- Cover of Vol 1 of the DramaQueen English translation

チャレンジャーズ (Charenjāzu)
- Genre: Yaoi, Comedy
- Written by: Hinako Takanaga
- Published by: Hakusensha (original), Kaiōsha (current)
- English publisher: NA: DramaQueen;
- Magazine: Hanamaru Manga
- Original run: 1995 – 1999
- Volumes: 4

= Challengers (manga) =

Japanese manga series

Challengers (チャレンジャーズ, Charenjāzu) is a yaoi manga by the Japanese manga artist Hinako Takanaga, who also authored Little Butterfly and The Devil's Secret. The first volume of this series was originally called (合格祈願, Goukaku kigan) before the series was retitled Challengers. Challengers is licensed in German by Tokyopop Germany under the title Küss mich, Student! and in French by Taifu Comics under the title Rien n'est impossible. A spin-off series to Challengers, which follows Tomoe's older brother Souichi, is titled The Tyrant Falls in Love.

==Plot==
Tomoe Tatsumi, a high school student from Nagoya, goes on a trip to Tokyo to take a university entrance exam. He gets lost wandering around Tokyo when he runs into, Mitsugu Kurokawa, an office worker who had been out drinking with his friend Isogai. Isogai throws up on Tomoe and so Kurokawa takes him to clean his now ruined coat and tells him he'll help him find his hotel, but then they realize that the address to the hotel is in his coat pocket which is now in the wash, further complicating the situation.

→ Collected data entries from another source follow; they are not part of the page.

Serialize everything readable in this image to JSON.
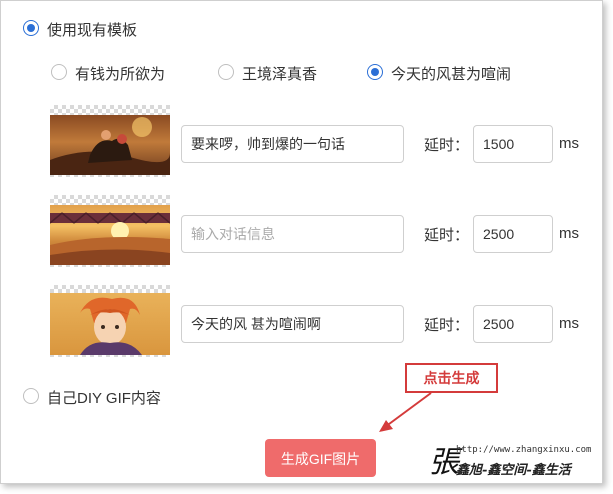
{
  "template_option": {
    "label": "使用现有模板",
    "checked": true
  },
  "templates": [
    {
      "label": "有钱为所欲为",
      "checked": false
    },
    {
      "label": "王境泽真香",
      "checked": false
    },
    {
      "label": "今天的风甚为喧闹",
      "checked": true
    }
  ],
  "frames": [
    {
      "text": "要来啰，帅到爆的一句话",
      "placeholder": "",
      "delay_label": "延时：",
      "delay": "1500",
      "unit": "ms",
      "thumb_icon": "anime-frame-riders"
    },
    {
      "text": "",
      "placeholder": "输入对话信息",
      "delay_label": "延时：",
      "delay": "2500",
      "unit": "ms",
      "thumb_icon": "anime-frame-sunset-bridge"
    },
    {
      "text": "今天的风 甚为喧闹啊",
      "placeholder": "",
      "delay_label": "延时：",
      "delay": "2500",
      "unit": "ms",
      "thumb_icon": "anime-frame-character"
    }
  ],
  "diy_option": {
    "label": "自己DIY GIF内容",
    "checked": false
  },
  "generate_button": "生成GIF图片",
  "annotation": {
    "callout": "点击生成"
  },
  "watermark": {
    "url": "http://www.zhangxinxu.com",
    "name": "鑫旭-鑫空间-鑫生活",
    "glyph": "張"
  },
  "colors": {
    "accent": "#2b6fd6",
    "button": "#ef6b6b",
    "callout": "#d43b3b"
  }
}
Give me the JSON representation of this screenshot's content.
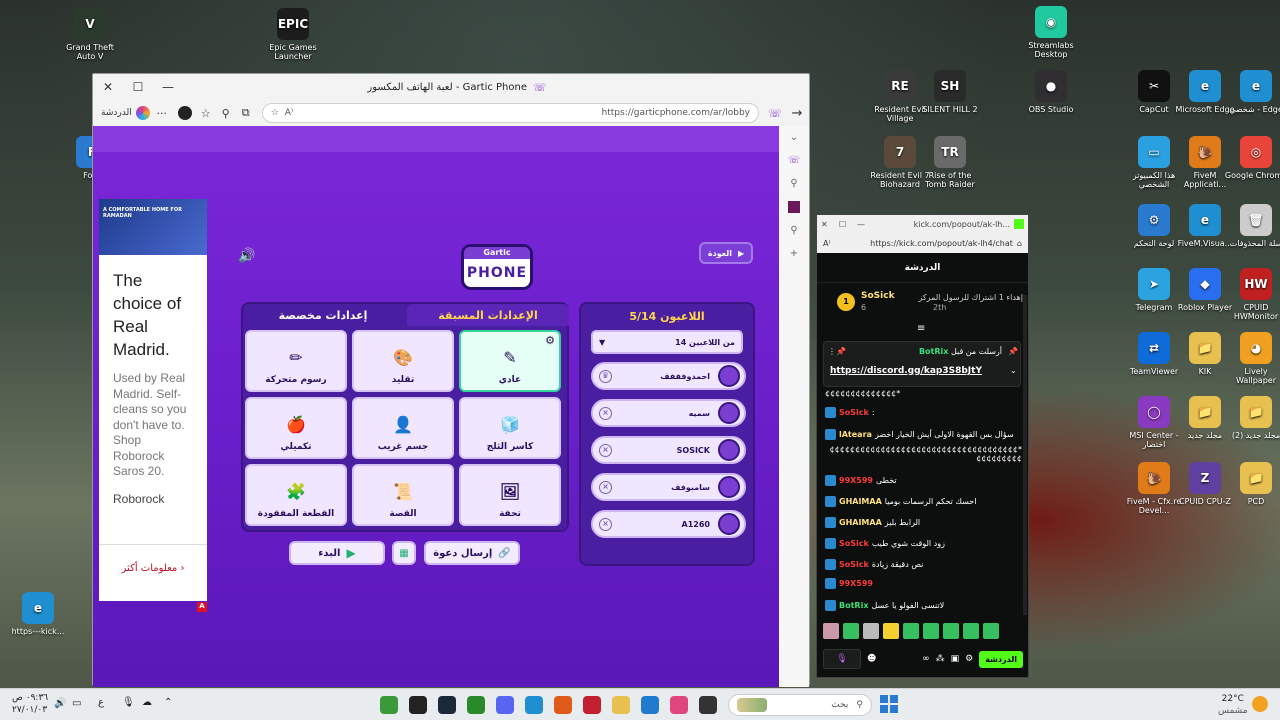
{
  "desktop": {
    "icons": [
      {
        "label": "Grand Theft Auto V",
        "glyph": "V",
        "color": "#2c3a2e"
      },
      {
        "label": "Epic Games Launcher",
        "glyph": "EPIC",
        "color": "#1c1c1c"
      },
      {
        "label": "Streamlabs Desktop",
        "glyph": "◉",
        "color": "#20c9a0"
      },
      {
        "label": "Resident Evil Village",
        "glyph": "RE",
        "color": "#3a3a3a"
      },
      {
        "label": "SILENT HILL 2",
        "glyph": "SH",
        "color": "#2a2a2a"
      },
      {
        "label": "OBS Studio",
        "glyph": "●",
        "color": "#302e31"
      },
      {
        "label": "CapCut",
        "glyph": "✂",
        "color": "#111"
      },
      {
        "label": "Microsoft Edge",
        "glyph": "e",
        "color": "#1f8fd1"
      },
      {
        "label": "شخصي - Edge",
        "glyph": "e",
        "color": "#1f8fd1"
      },
      {
        "label": "Resident Evil 7 Biohazard",
        "glyph": "7",
        "color": "#5b4a3a"
      },
      {
        "label": "Rise of the Tomb Raider",
        "glyph": "TR",
        "color": "#6a6a6a"
      },
      {
        "label": "هذا الكمبيوتر الشخصي",
        "glyph": "▭",
        "color": "#2aa0e0"
      },
      {
        "label": "FiveM Applicati...",
        "glyph": "🐌",
        "color": "#e07b1a"
      },
      {
        "label": "Google Chrome",
        "glyph": "◎",
        "color": "#e8443a"
      },
      {
        "label": "لوحة التحكم",
        "glyph": "⚙",
        "color": "#2a7ad0"
      },
      {
        "label": "FiveM.Visua...",
        "glyph": "e",
        "color": "#1f8fd1"
      },
      {
        "label": "سلة المحذوفات",
        "glyph": "🗑",
        "color": "#ccc"
      },
      {
        "label": "Telegram",
        "glyph": "➤",
        "color": "#2aa3e0"
      },
      {
        "label": "Roblox Player",
        "glyph": "◆",
        "color": "#2a6ef0"
      },
      {
        "label": "CPUID HWMonitor",
        "glyph": "HW",
        "color": "#c02020"
      },
      {
        "label": "TeamViewer",
        "glyph": "⇄",
        "color": "#0e6bd8"
      },
      {
        "label": "KIK",
        "glyph": "📁",
        "color": "#e8c050"
      },
      {
        "label": "Lively Wallpaper",
        "glyph": "◕",
        "color": "#f0a020"
      },
      {
        "label": "MSI Center - اختصار",
        "glyph": "◯",
        "color": "#8a3ac0"
      },
      {
        "label": "مجلد جديد",
        "glyph": "📁",
        "color": "#e8c050"
      },
      {
        "label": "مجلد جديد (2)",
        "glyph": "📁",
        "color": "#e8c050"
      },
      {
        "label": "FiveM - Cfx.re Devel...",
        "glyph": "🐌",
        "color": "#e07b1a"
      },
      {
        "label": "CPUID CPU-Z",
        "glyph": "Z",
        "color": "#6040a0"
      },
      {
        "label": "PCD",
        "glyph": "📁",
        "color": "#e8c050"
      },
      {
        "label": "Forti",
        "glyph": "F",
        "color": "#2a7ad0"
      },
      {
        "label": "https---kick...",
        "glyph": "e",
        "color": "#1f8fd1"
      }
    ]
  },
  "browser": {
    "title": "لعبة الهاتف المكسور - Gartic Phone",
    "chat_label": "الدردشة",
    "url": "https://garticphone.com/ar/lobby"
  },
  "ad": {
    "banner_text": "A COMFORTABLE HOME FOR RAMADAN",
    "headline": "The choice of Real Madrid.",
    "body": "Used by Real Madrid. Self-cleans so you don't have to. Shop Roborock Saros 20.",
    "brand": "Roborock",
    "cta": "معلومات أكثر"
  },
  "game": {
    "logo_top": "Gartic",
    "logo_bottom": "PHONE",
    "back_button": "العودة",
    "players_title": "اللاعبون 5/14",
    "max_players": "14 من اللاعبين",
    "players": [
      "احمدوفففف",
      "سميه",
      "SOSICK",
      "سامبوفف",
      "A1260"
    ],
    "tabs": {
      "preset": "الإعدادات المسبقة",
      "custom": "إعدادات مخصصة"
    },
    "modes": [
      {
        "label": "عادي",
        "icon": "✎",
        "selected": true
      },
      {
        "label": "تقليد",
        "icon": "🎨",
        "selected": false
      },
      {
        "label": "رسوم متحركة",
        "icon": "✏",
        "selected": false
      },
      {
        "label": "كاسر الثلج",
        "icon": "🧊",
        "selected": false
      },
      {
        "label": "جسم غريب",
        "icon": "👤",
        "selected": false
      },
      {
        "label": "تكميلي",
        "icon": "🍎",
        "selected": false
      },
      {
        "label": "تحفة",
        "icon": "🖼",
        "selected": false
      },
      {
        "label": "القصة",
        "icon": "📜",
        "selected": false
      },
      {
        "label": "القطعة المفقودة",
        "icon": "🧩",
        "selected": false
      }
    ],
    "start_button": "البدء",
    "invite_button": "إرسال دعوة"
  },
  "kick": {
    "url_short": "kick.com/popout/ak-lh...",
    "url": "https://kick.com/popout/ak-lh4/chat",
    "chat_header": "الدردشة",
    "gift_user": "SoSick",
    "gift_count": "6",
    "gift_text": "إهداء 1 اشتراك للرسول المركز",
    "gift_time": "2th",
    "pinned_by": "أرسلت من قبل",
    "pinned_user": "BotRix",
    "pinned_link": "https://discord.gg/kap3S8bJtY",
    "messages": [
      {
        "user": "",
        "text": "*¢¢¢¢¢¢¢¢¢¢¢¢¢¢",
        "color": "#fff"
      },
      {
        "user": "SoSick",
        "text": ":",
        "color": "#ff3b3b"
      },
      {
        "user": "lAteara",
        "text": "سؤال بس القهوة الاولى أيش الخيار اخضر",
        "color": "#ffe07a"
      },
      {
        "user": "",
        "text": "*¢¢¢¢¢¢¢¢¢¢¢¢¢¢¢¢¢¢¢¢¢¢¢¢¢¢¢¢¢¢¢¢¢¢¢¢¢¢¢¢¢¢¢¢¢¢",
        "color": "#fff"
      },
      {
        "user": "99X599",
        "text": "تخطى",
        "color": "#ff3b3b"
      },
      {
        "user": "GHAIMAA",
        "text": "احسك تحكم الرسمات بوميا",
        "color": "#ffe07a"
      },
      {
        "user": "GHAIMAA",
        "text": "الرابط بليز",
        "color": "#ffe07a"
      },
      {
        "user": "SoSick",
        "text": "زود الوقت شوي طيب",
        "color": "#ff3b3b"
      },
      {
        "user": "SoSick",
        "text": "نص دقيقة زيادة",
        "color": "#ff3b3b"
      },
      {
        "user": "99X599",
        "text": "",
        "color": "#ff3b3b"
      },
      {
        "user": "BotRix",
        "text": "لاتنسى الفولو يا عسل",
        "color": "#36e07a"
      }
    ],
    "send_label": "الدردشة"
  },
  "taskbar": {
    "search": "بحث",
    "temp": "22°C",
    "weather": "مشمس",
    "time": "٠٩:٣٦ ص",
    "date": "٢٧/٠١/٠٣",
    "lang": "ع"
  }
}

Since Kurokawa has an extra room at his place, he offers to let Tomoe stay at his place for the night. Tomoe accepts and the next morning he goes off to take his entrance exam. When Tomoe is getting on the train back to Nagoya, Kurokawa kisses him. Tomoe appears shocked and appalled at this and Kurokawa thinks he'll never hear from him again, but is surprised to receive a post card from Tomoe telling him that he passed the entrance exam. When Tomoe returns to Tokyo to look for a place to live, he asks for Kurokwa's help and Kurokawa offers to let him sub-lessee the extra room in his apartment. Tomoe thinks it would be a good idea since it would save his family money and accepts the offer. Kurokawa eventually confesses his love to Tomoe and their relationship develops gradually, but not without interference from various friends and relatives.

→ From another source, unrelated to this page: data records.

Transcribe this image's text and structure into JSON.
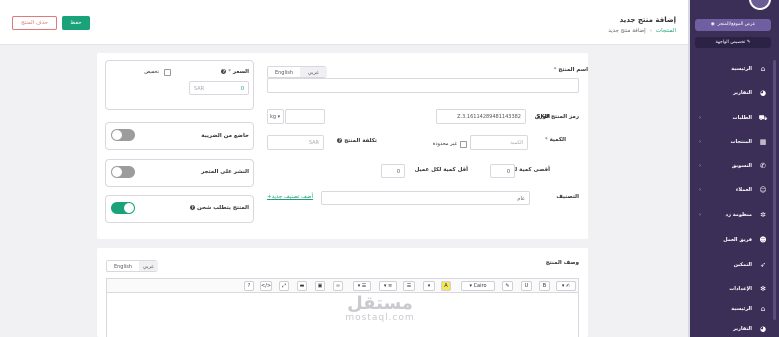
{
  "header": {
    "page_title": "إضافة منتج جديد",
    "breadcrumb": {
      "parent": "المنتجات",
      "current": "إضافة منتج جديد"
    },
    "save_label": "حفظ",
    "delete_label": "حذف المنتج"
  },
  "sidebar": {
    "store_button": "عرض الموقع/المتجر",
    "sub_item": "تخصيص الواجهة",
    "items": [
      {
        "label": "الرئيسية",
        "icon": "home-icon"
      },
      {
        "label": "التقارير",
        "icon": "chart-icon"
      },
      {
        "label": "الطلبات",
        "icon": "cart-icon"
      },
      {
        "label": "المنتجات",
        "icon": "grid-icon"
      },
      {
        "label": "التسويق",
        "icon": "megaphone-icon"
      },
      {
        "label": "العملاء",
        "icon": "users-icon"
      },
      {
        "label": "منظومة زد",
        "icon": "network-icon"
      },
      {
        "label": "فريق العمل",
        "icon": "team-icon"
      },
      {
        "label": "التمكين",
        "icon": "rocket-icon"
      },
      {
        "label": "الإعدادات",
        "icon": "gear-icon"
      },
      {
        "label": "الرئيسية",
        "icon": "home-icon"
      },
      {
        "label": "التقارير",
        "icon": "chart-icon"
      }
    ]
  },
  "form": {
    "product_name_label": "اسم المنتج",
    "lang_tabs": {
      "ar": "عربي",
      "en": "English"
    },
    "sku_label": "رمز المنتج SKU",
    "sku_value": "Z.3.16114289481143382",
    "weight_label": "الوزن",
    "weight_unit": "kg",
    "quantity_label": "الكمية",
    "quantity_placeholder": "الكمية",
    "unlimited_label": "غير محدودة",
    "cost_label": "تكلفة المنتج",
    "cost_placeholder": "SAR",
    "max_qty_label": "أقصى كمية لكل عميل",
    "min_qty_label": "أقل كمية لكل عميل",
    "max_qty_value": "0",
    "min_qty_value": "0",
    "category_label": "التصنيف",
    "category_value": "عام",
    "add_category_link": "+أضف تصنيف جديد",
    "price_label": "السعر",
    "discount_label": "تخفيض",
    "price_currency": "SAR",
    "price_value": "0",
    "tax_label": "خاضع من الضريبة",
    "publish_label": "النشر على المتجر",
    "shipping_label": "المنتج يتطلب شحن"
  },
  "description": {
    "label": "وصف المنتج",
    "tabs": {
      "ar": "عربي",
      "en": "English"
    },
    "toolbar": [
      "?",
      "</>",
      "⤢",
      "▬",
      "▣",
      "∞",
      "▾ ☰",
      "▾ ≡",
      "☰",
      "▾",
      "A",
      "▾ Cairo",
      "✎",
      "U",
      "B",
      "▾ ✍"
    ]
  },
  "watermark": {
    "arabic": "مستقل",
    "latin": "mostaql.com"
  }
}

Tomoe's short-tempered older brother, Souichi Tatsumi, is suspicious of the living arrangement and tries many times to get Tomoe to move back home. It is revealed that Souichi is homophobic because he was almost raped by one of his professors at his university but his lab assistant, Morinaga, saved him. As it so happens, Morinaga is gay and has had a crush on Souichi for 4 years starting from the moment he saw him. While sick with a cold, Morinaga inadvertently confesses that he is gay and in love with Souichi. Following this, he thought that Souichi would hate him because of his homophobia, and said he would leave school, but Souichi insists that they forget about it and remain friends. It also helps Souichi accept Tomoe's relationship more and he stops trying to force him to come home. Souichi and Morinaga's story is continued in the spin-off series, The Tyrant Falls in Love.

==Characters==
- Tomoe Tatsumi
- Mitsugu Kurokawa
- Taichirou Isogai
- Souichi Tatsumi
- Tetsuhiro Morinaga
- Richard Coldman
- Reiko Hino
- Phil Lloyd

==Manga List==

| No. | Original release date | Original ISBN | English release date | English ISBN |
|---|---|---|---|---|
| 1 | November 1996 (Original) March 10, 2004 (Gush re-release) | 978-4592203216 (Original) ISBN 978-4-87724-337-1 (Gush re-release) | March, 2006 | 978-0976604532 |
| 2 | November 1997 (Original) April 10, 2004 (Gush re-release) | 978-4592204114 (Original) ISBN 978-4-87724-344-9 (Gush re-release) | August, 2006 | 978-0976604549 |
| 3 | November 1998 (Original) May 10, 2004 (Gush re-release) | 978-4592204206 (Original) ISBN 978-4-87724-351-7 (Gush re-release) | January, 2007 | 978-0976604556 |
| 4 | June 10, 2004 (Gush) | 978-4877243548 (Gush) | March, 2007 | 978-0976604563 |

==Reception==

Julie Rosato noted that it was obvious that Challengers, dating from 1995, was one of Takanaga's early works, as the art is not as polished as her later works, and there are some cliches in the storyline. However, Rosato found the first volume on the whole amusing. Writing about the second volume, Rosato feels that although the story is like other BL, Takanaga's execution is entertaining.